Amazon’s ambitions for its Alexa voice assistant may extend from the living room to the PC. According to CNET, the company has held talks with Lenovo to integrate the software into Windows computers, presumably where it would either work with or replace Microsoft’s Cortana. The details of these discussions are sparse, and the report states that any potential partnership is still in its earliest stages. However, extending Alexa from the Echo speaker and other third-party devices to a major computing platform would mark a significant victory in Amazon’s bid to control the digital assistant market.
Since the introduction of Alexa as part of the Echo speaker in 2014, Amazon has become a surprise leader in the field of voice-based digital assistants. The Echo has been a big hit, leading hardware sales for the e-commerce company. Alexa has also found its way into additional Amazon-made speakers, as well as third-party products from appliance makers like Triby. And each and every week, Amazon has pushed out new updates for Alexa, with some containing substantial upgrades to let it play games, perform more smartphone-like tasks, and work with an expansive list of third-party products and services.

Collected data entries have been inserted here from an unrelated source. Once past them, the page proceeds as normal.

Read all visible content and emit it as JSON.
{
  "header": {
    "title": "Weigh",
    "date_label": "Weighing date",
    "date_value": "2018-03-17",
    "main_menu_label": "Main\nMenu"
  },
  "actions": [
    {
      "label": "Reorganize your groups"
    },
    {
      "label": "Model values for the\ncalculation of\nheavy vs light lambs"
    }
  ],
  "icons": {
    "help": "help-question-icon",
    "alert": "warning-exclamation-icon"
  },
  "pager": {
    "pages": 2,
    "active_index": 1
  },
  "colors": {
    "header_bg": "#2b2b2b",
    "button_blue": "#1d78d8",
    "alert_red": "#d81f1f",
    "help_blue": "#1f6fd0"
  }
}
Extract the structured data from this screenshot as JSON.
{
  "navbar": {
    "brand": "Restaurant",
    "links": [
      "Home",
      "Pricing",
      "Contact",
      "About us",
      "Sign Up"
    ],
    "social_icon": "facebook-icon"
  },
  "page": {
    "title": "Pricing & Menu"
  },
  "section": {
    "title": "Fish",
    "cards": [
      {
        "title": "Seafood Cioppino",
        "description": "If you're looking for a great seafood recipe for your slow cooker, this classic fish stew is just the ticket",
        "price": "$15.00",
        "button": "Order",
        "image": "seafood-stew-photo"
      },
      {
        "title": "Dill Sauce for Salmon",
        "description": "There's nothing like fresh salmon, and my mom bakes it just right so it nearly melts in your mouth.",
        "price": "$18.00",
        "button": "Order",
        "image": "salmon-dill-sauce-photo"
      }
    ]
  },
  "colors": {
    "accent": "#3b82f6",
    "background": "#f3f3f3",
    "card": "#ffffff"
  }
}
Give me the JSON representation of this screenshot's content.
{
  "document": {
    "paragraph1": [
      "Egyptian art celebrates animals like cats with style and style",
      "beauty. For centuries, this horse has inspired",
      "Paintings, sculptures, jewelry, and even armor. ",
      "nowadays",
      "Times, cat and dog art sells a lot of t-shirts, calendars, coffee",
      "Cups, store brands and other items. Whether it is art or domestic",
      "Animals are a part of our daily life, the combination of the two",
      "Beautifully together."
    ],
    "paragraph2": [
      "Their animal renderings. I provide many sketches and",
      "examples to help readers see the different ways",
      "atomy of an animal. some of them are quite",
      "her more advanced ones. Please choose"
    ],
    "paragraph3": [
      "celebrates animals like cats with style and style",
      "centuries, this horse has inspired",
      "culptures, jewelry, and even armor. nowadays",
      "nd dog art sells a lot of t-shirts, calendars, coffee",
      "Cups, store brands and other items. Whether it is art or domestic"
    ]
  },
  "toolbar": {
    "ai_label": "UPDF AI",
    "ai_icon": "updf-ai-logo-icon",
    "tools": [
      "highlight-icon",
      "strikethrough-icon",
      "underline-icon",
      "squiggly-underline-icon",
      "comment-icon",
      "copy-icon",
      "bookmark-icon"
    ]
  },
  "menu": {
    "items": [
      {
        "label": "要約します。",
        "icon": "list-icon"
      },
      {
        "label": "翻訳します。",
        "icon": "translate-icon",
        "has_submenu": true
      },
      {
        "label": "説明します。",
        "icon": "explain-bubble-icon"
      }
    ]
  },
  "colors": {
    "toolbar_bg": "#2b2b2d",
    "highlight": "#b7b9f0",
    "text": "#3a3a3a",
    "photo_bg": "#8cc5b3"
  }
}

Amazon's success in the living room gives it an edge over competing voice assistants
The success of Alexa and the Echo have pushed competitors with arguably superior artificial intelligence technology to develop hardware products of their own. At its I/O developer conference in May, Google announced its own Echo competitor, called Google Home, which will be powered by a new voice-based software product it calls Google Assistant. Apple too is also rumored to be working on a Echo competitor of its own that bakes Siri into a living room speaker. So with Amazon’s successes in the living room, it’s only natural the company would consider moving into PC territory. Although it does face steeper competition there from Google, Cortana, and Siri, which is coming to macOS Sierra next month.